XS grants from SSH Open Competition for five FSBS researchers
NWO awarded five researchers from the Faculty of Social and Behavioural Sciencesa grant from the SGW Open Competition XS. These are grants of up to €50,000 intended to enable promising ideas, innovative and high-risk initiatives within the Social Sciences and Humanities (SGW).
The honoured projects are initiatives of Teuni ten Brink, Deana Jovanović, Angelos Krypotos, Marlene Schäfers and Jellie Sierksma.
Visual impairments following brain damage are often difficult to diagnose because of unreliable tests. As a result, proper treatment cannot be started. This reduces the well-being, daily functioning, and development of patients. This project investigates a new, objective, and fun diagnostic test in which no explicit responses are needed, making results more reliable. Patients watch entertaining videos while pupil sizes are measured with an eye-tracker. Objects that are not perceived will elicit weaker pupil responses. Smart mathematical models can quickly map the sensitivity of the visual field. This improves patient screening and provides fundamental insights into how visual perception works.
This research explores the impact of Chinese investments in the Balkans, driven by the Belt and Road Initiative. The study explores experiences of transformations of everyday day life in a Serbian village caused by rapidly expanding open-cast copper mines, recently taken over by one of the world-leading Chinese copper and gold companies. The project also studies if and how experiences of disturbance and prospective relocation of the village are worsening social inequalities. This is the first ethnographic study to help us understand the social impact of such rapid transformations at Europe's periphery caused by the presence of global Chinese investments.

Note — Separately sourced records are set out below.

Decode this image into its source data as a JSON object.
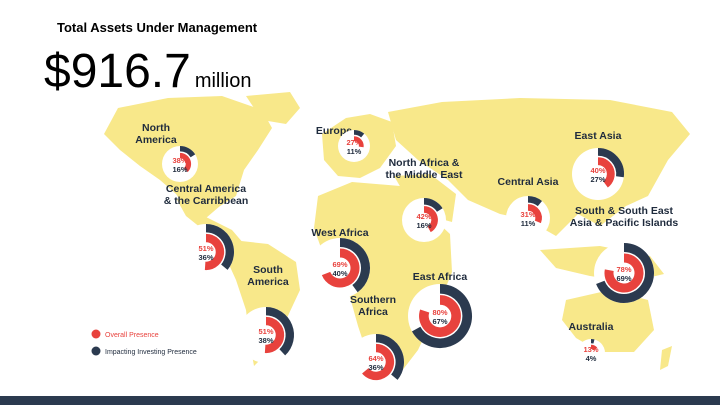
{
  "header": {
    "title": "Total Assets Under Management",
    "amount": "$916.7",
    "unit": "million"
  },
  "colors": {
    "overall": "#e8423d",
    "impacting": "#2b3a4f",
    "map": "#f8e88a",
    "label": "#1f2b3d"
  },
  "legend": {
    "overall_label": "Overall Presence",
    "impacting_label": "Impacting Investing Presence"
  },
  "chart_data": {
    "type": "donut-map",
    "title": "Total Assets Under Management",
    "series": [
      {
        "name": "Overall Presence"
      },
      {
        "name": "Impacting Investing Presence"
      }
    ],
    "regions": [
      {
        "id": "north-america",
        "name": [
          "North",
          "America"
        ],
        "overall": 38,
        "impacting": 16
      },
      {
        "id": "europe",
        "name": [
          "Europe"
        ],
        "overall": 27,
        "impacting": 11
      },
      {
        "id": "east-asia",
        "name": [
          "East Asia"
        ],
        "overall": 40,
        "impacting": 27
      },
      {
        "id": "north-africa-middle-east",
        "name": [
          "North Africa &",
          "the Middle East"
        ],
        "overall": 42,
        "impacting": 16
      },
      {
        "id": "central-asia",
        "name": [
          "Central Asia"
        ],
        "overall": 31,
        "impacting": 11
      },
      {
        "id": "central-america-caribbean",
        "name": [
          "Central America",
          "& the Carribbean"
        ],
        "overall": 51,
        "impacting": 36
      },
      {
        "id": "west-africa",
        "name": [
          "West Africa"
        ],
        "overall": 69,
        "impacting": 40
      },
      {
        "id": "south-southeast-asia-pacific",
        "name": [
          "South & South East",
          "Asia & Pacific Islands"
        ],
        "overall": 78,
        "impacting": 69
      },
      {
        "id": "south-america",
        "name": [
          "South",
          "America"
        ],
        "overall": 51,
        "impacting": 38
      },
      {
        "id": "east-africa",
        "name": [
          "East Africa"
        ],
        "overall": 80,
        "impacting": 67
      },
      {
        "id": "southern-africa",
        "name": [
          "Southern",
          "Africa"
        ],
        "overall": 64,
        "impacting": 36
      },
      {
        "id": "australia",
        "name": [
          "Australia"
        ],
        "overall": 13,
        "impacting": 4
      }
    ]
  }
}
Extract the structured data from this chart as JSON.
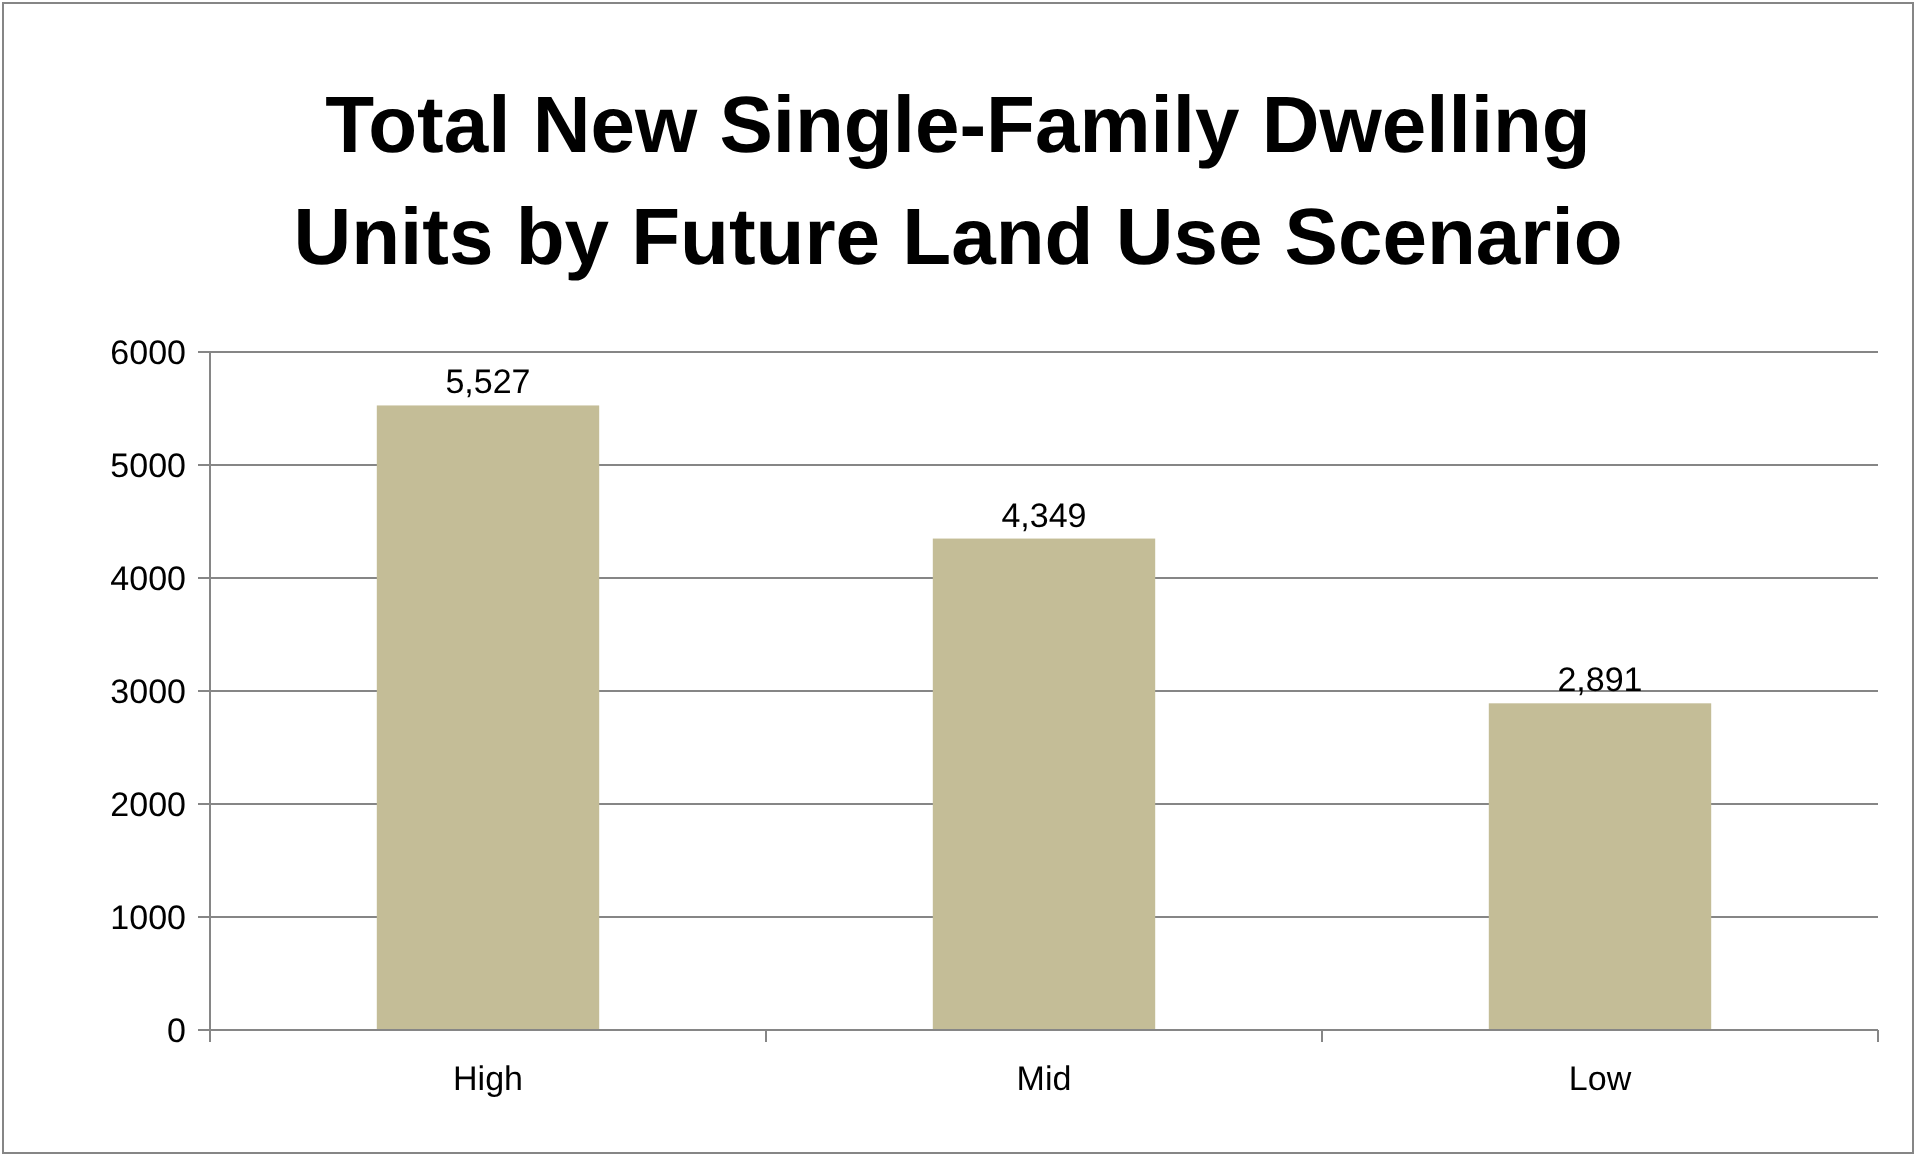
{
  "chart_data": {
    "type": "bar",
    "title": "Total New Single-Family Dwelling Units by Future Land Use Scenario",
    "categories": [
      "High",
      "Mid",
      "Low"
    ],
    "values": [
      5527,
      4349,
      2891
    ],
    "value_labels": [
      "5,527",
      "4,349",
      "2,891"
    ],
    "color": "#c4bd97",
    "ylim": [
      0,
      6000
    ],
    "yticks": [
      0,
      1000,
      2000,
      3000,
      4000,
      5000,
      6000
    ],
    "grid": "y"
  }
}
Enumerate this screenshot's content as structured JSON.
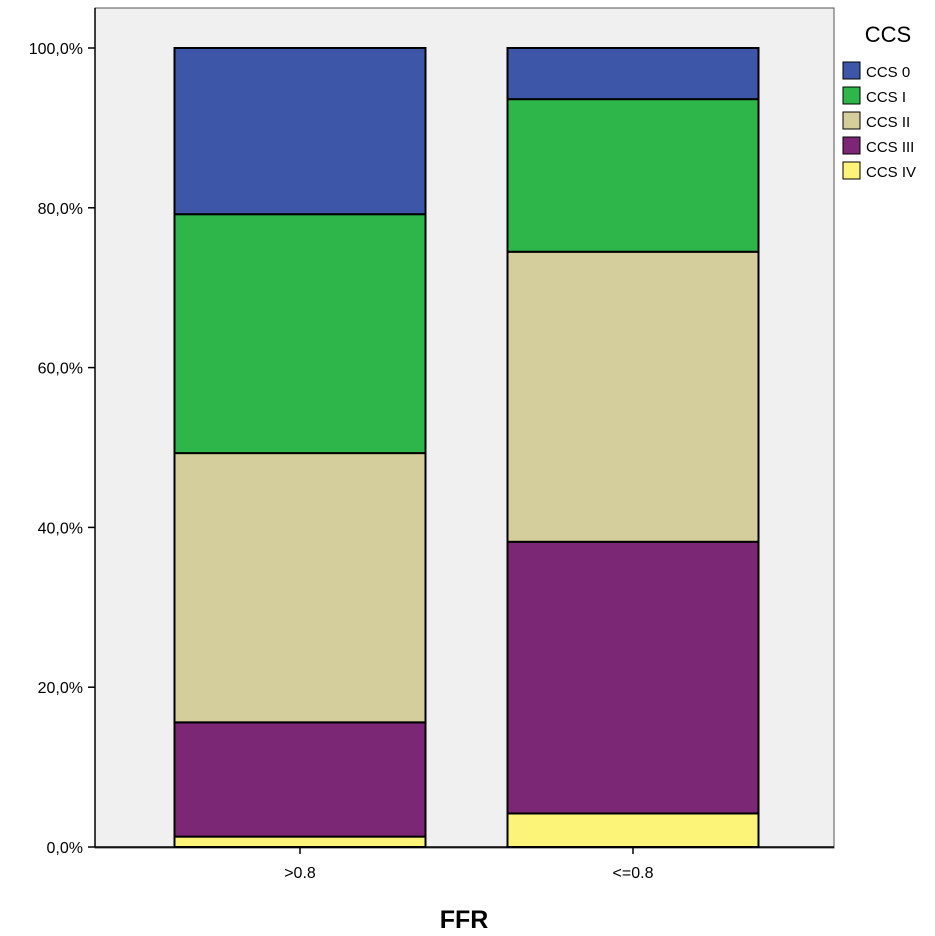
{
  "chart_data": {
    "type": "bar",
    "stacked": true,
    "categories": [
      ">0.8",
      "<=0.8"
    ],
    "series": [
      {
        "name": "CCS IV",
        "color": "#FCF479",
        "values": [
          1.3,
          4.2
        ]
      },
      {
        "name": "CCS III",
        "color": "#7B2776",
        "values": [
          14.3,
          34.0
        ]
      },
      {
        "name": "CCS II",
        "color": "#D3CE9C",
        "values": [
          33.7,
          36.3
        ]
      },
      {
        "name": "CCS I",
        "color": "#2EB64A",
        "values": [
          29.9,
          19.1
        ]
      },
      {
        "name": "CCS 0",
        "color": "#3D56A8",
        "values": [
          20.8,
          6.4
        ]
      }
    ],
    "xlabel": "FFR",
    "ylabel": "",
    "ylim": [
      0,
      100
    ],
    "yticks": [
      "0,0%",
      "20,0%",
      "40,0%",
      "60,0%",
      "80,0%",
      "100,0%"
    ],
    "legend": {
      "title": "CCS",
      "position": "right",
      "entries": [
        "CCS 0",
        "CCS I",
        "CCS II",
        "CCS III",
        "CCS IV"
      ]
    },
    "grid": false,
    "plot_background": "#F0F0F0"
  }
}
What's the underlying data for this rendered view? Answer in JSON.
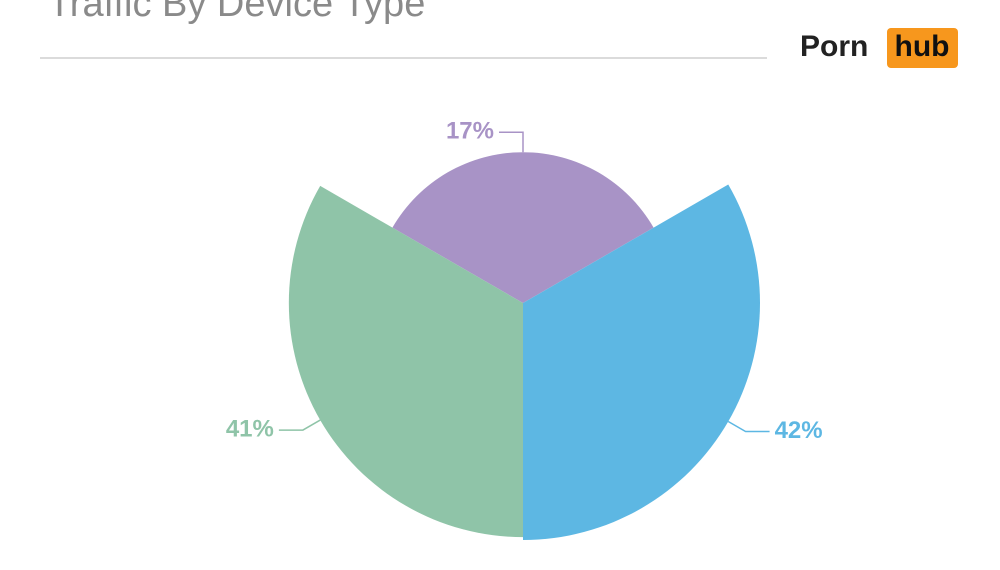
{
  "chart_data": {
    "type": "rose-pie",
    "title": "Traffic By Device Type",
    "values": [
      17,
      42,
      41
    ],
    "value_labels": [
      "17%",
      "42%",
      "41%"
    ],
    "colors": [
      "#a893c6",
      "#5db7e3",
      "#8fc4a8"
    ]
  },
  "logo": {
    "left": "Porn",
    "right": "hub"
  }
}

Everyone experiences pain sometimes but for a significant number of individuals acute pain can derail into chronic pain. A critical factor in the transition between acute and chronic pain is pain-avoidance. Such avoidance, however, is not often investigated in real-life settings and the relevant individual differences are often ignored. Here, I test a novel framework for examining how pain-avoidance contributes to the transition between acute to chronic pain, as well as examine the role of individual differences. This project will pave the way for future prevention programs against chronic pain, alleviating the suffering of millions of people.
This innovative project delves into the often-overlooked aftermath of death during migration through an ethnographic study of Turkey’s largest cemetery for unidentified migrants in Van, close to the Iranian border. It asks how politics of migration determine not only how people become mobile when alive, but how such politics also shape the fate of deceased migrants after death. In this way, the project promises original insights into the enduring impact of contemporary European border politics. It will culminate in an interactive online exhibition that documents the sites and stories of migrant death at Turkey’s easternmost border.
The exchange of help between children has many positive consequences, but when help is non-empowering (i.e., taking over, providing answers) it does not lead to the improvement of skills and can undermine feelings of autonomy and competence in recipients. As exchanges of help are foundational for children’s social and academic development, this project examines when and why young children (6-8 years) seek and provide empowering and non-empowering help. This research is pivotal to stimulate exchanges of help early in life that foster mastery learning and prevent educational inequality.